Recently, a federal class action lawsuit filed with the U.S. District Court for the Eastern District of Michigan, Detroit Division against Michigan State Police crime labs claimed that Fourth Amendment rights and due process are violated by the current marijuana reporting policy.
According to news reports, the lawsuit would directly impact anyone caught with marijuana in the state, along with about 180,000 medical marijuana patients who are registered. Attorneys who filed the suit said that the MSP crime labs, in conjunction with the Oakland County Sheriff’s Dept. and Prosecuting Attorneys Association of Michigan misreport marijuana as synthetic, and do so intentionally. The lawsuit also alleges that the marijuana policy which was written in 2013 was designed in an attempt to “strip medical marijuana patients of their rights and immunities, charge or threaten to charge citizens with greater crimes than they might have committed, obtain plea deals and increase proceeds from drug forfeiture.”
This basically stems from a lab policy instructing MSP crime lab techs to treat all TCH (the active ingredient in marijuana) as synthetic when not 100% certain it originates from a plant. While it may not sound like much, it is according to Michigan law. Essentially, individuals who are accused of manufacturing or selling synthetic THC or cannabis will face criminal charges that are far more serious than those accused of producing or selling cannabis grown as a plant.

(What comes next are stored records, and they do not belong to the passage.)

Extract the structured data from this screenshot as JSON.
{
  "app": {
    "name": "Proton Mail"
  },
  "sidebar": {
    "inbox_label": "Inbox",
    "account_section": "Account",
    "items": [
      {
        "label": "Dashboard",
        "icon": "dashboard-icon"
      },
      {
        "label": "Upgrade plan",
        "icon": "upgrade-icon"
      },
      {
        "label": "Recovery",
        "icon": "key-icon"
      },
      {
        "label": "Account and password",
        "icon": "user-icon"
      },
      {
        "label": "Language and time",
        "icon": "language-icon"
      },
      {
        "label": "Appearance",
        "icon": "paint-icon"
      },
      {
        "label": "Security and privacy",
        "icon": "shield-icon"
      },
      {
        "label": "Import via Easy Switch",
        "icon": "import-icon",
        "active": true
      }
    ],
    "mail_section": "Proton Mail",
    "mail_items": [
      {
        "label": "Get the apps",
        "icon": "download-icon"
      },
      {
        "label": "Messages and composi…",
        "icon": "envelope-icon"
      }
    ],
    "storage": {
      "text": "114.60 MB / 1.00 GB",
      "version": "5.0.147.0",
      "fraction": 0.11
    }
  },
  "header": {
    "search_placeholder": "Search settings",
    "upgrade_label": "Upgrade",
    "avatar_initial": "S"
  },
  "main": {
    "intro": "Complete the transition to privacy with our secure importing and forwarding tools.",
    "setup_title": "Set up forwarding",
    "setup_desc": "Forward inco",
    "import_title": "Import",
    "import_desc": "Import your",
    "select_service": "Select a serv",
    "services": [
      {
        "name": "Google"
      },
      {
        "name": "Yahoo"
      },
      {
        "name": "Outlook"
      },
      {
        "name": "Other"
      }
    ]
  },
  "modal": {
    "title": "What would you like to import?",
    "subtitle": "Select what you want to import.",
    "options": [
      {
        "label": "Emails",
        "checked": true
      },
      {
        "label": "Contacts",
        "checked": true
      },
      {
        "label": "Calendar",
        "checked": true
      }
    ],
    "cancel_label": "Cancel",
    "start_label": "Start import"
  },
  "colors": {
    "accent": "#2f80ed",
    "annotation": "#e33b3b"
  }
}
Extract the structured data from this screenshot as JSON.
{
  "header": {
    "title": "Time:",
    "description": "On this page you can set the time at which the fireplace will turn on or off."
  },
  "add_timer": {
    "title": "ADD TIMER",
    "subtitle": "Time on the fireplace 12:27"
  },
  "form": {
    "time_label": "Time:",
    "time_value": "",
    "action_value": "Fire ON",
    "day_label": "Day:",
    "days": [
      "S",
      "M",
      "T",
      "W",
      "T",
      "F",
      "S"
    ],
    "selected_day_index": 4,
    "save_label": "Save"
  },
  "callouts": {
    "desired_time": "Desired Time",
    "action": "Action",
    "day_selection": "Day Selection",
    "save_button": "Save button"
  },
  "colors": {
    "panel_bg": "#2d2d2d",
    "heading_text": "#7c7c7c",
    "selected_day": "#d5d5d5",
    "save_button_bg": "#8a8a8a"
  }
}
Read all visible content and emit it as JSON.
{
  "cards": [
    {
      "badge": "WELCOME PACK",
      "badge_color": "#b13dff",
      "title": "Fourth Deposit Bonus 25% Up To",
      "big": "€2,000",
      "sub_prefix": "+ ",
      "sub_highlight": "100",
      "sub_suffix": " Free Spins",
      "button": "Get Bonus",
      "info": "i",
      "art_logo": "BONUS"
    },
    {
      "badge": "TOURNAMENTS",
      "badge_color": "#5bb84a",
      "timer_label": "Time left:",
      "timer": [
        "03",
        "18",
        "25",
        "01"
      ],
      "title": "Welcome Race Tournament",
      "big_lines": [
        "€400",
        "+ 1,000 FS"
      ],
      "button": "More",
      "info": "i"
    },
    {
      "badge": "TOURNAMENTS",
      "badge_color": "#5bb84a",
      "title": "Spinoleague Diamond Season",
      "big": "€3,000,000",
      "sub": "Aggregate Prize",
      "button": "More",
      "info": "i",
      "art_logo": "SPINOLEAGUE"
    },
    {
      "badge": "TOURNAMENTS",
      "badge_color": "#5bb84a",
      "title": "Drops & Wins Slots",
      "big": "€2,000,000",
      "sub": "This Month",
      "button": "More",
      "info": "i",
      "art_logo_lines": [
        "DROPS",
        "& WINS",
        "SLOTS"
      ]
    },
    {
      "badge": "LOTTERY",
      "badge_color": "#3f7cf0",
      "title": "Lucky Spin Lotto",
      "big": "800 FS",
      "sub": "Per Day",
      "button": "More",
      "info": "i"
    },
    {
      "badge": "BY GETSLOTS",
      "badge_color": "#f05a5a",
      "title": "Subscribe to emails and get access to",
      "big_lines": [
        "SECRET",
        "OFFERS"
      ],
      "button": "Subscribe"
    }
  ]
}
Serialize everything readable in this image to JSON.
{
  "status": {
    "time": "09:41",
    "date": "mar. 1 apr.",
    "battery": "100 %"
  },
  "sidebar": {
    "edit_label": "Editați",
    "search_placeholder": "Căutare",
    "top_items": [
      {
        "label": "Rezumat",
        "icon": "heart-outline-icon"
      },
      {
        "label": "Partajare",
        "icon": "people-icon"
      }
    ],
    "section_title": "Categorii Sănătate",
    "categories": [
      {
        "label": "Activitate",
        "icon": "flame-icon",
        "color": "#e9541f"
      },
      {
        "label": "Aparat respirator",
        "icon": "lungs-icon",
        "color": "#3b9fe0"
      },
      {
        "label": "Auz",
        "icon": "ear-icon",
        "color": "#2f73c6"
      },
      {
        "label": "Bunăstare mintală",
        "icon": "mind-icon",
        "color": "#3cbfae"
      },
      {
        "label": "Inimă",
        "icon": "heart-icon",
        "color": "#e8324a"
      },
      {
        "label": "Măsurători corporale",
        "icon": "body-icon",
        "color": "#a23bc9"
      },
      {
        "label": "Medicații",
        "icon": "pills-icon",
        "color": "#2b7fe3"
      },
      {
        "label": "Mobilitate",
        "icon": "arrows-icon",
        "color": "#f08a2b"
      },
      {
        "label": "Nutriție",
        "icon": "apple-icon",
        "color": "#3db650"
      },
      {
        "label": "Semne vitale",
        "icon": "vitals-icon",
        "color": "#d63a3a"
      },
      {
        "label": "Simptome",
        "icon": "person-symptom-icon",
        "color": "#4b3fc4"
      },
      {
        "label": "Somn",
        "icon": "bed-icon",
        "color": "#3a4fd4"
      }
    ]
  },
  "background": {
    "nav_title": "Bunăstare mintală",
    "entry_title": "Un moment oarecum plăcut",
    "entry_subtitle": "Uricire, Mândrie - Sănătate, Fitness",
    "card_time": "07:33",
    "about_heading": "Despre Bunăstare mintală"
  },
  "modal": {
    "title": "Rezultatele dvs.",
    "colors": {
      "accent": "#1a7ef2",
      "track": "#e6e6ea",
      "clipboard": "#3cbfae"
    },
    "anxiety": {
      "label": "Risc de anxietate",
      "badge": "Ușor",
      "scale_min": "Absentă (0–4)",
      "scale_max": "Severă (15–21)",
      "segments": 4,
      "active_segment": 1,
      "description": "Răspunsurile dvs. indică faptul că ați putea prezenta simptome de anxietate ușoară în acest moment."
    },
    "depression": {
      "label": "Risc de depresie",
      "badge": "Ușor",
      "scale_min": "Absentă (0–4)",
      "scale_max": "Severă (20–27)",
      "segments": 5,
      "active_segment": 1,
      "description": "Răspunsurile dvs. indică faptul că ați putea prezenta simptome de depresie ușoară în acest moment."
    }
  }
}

Criminal defense attorneys who brought the federal lawsuit against MSP crime labs said that because science is not actually used in determining whether THC is synthetic or plant derived, it is not only unfair to defendants but equal to falsifying results.
Some of the individuals involved in the lawsuit are Brandon Shoebe, a licensed medical marijuana caregiver, Maxwell Lorincz, a medical marijuana patient, and Jason Poe, also a licensed medical marijuana patient among others. All are defendants who feel they have been unfairly charged for allegedly possessing marijuana that was synthetic; all defendants also claim the marijuana was plant derived. This group is seeking class-action status in the lawsuit, which accuses the MSP crime lab of intentionally misrepresenting all marijuana oils and edibles as having “unknown origins.”
Ultimately, the lawsuit claims that the marijuana reporting policy makes it possible for prosecutors to bring charges against defendants that are far more severe, often felonies instead of what would have been a misdemeanor charge had the cannabis been classified as derived from a plant, rather than synthetic.
The question is, have prosecutors put pressure on MSP crime labs to alter how THC is reported in an effort to circumvent the state’s medical marijuana law? If so, many defendants may find themselves facing two-year felony charges rather than a misdemeanor pot charge.
As criminal defense lawyers who have represented countless defendants facing charges involving marijuana, we understand the importance of this lawsuit and how it could impact medical marijuana patients and others. While medical marijuana is legal in Michigan, the federal government still views it as illegal. Should prosecutors be able to bypass our state’s laws because they are staunchly against the use of marijuana for medical purposes, or in any form?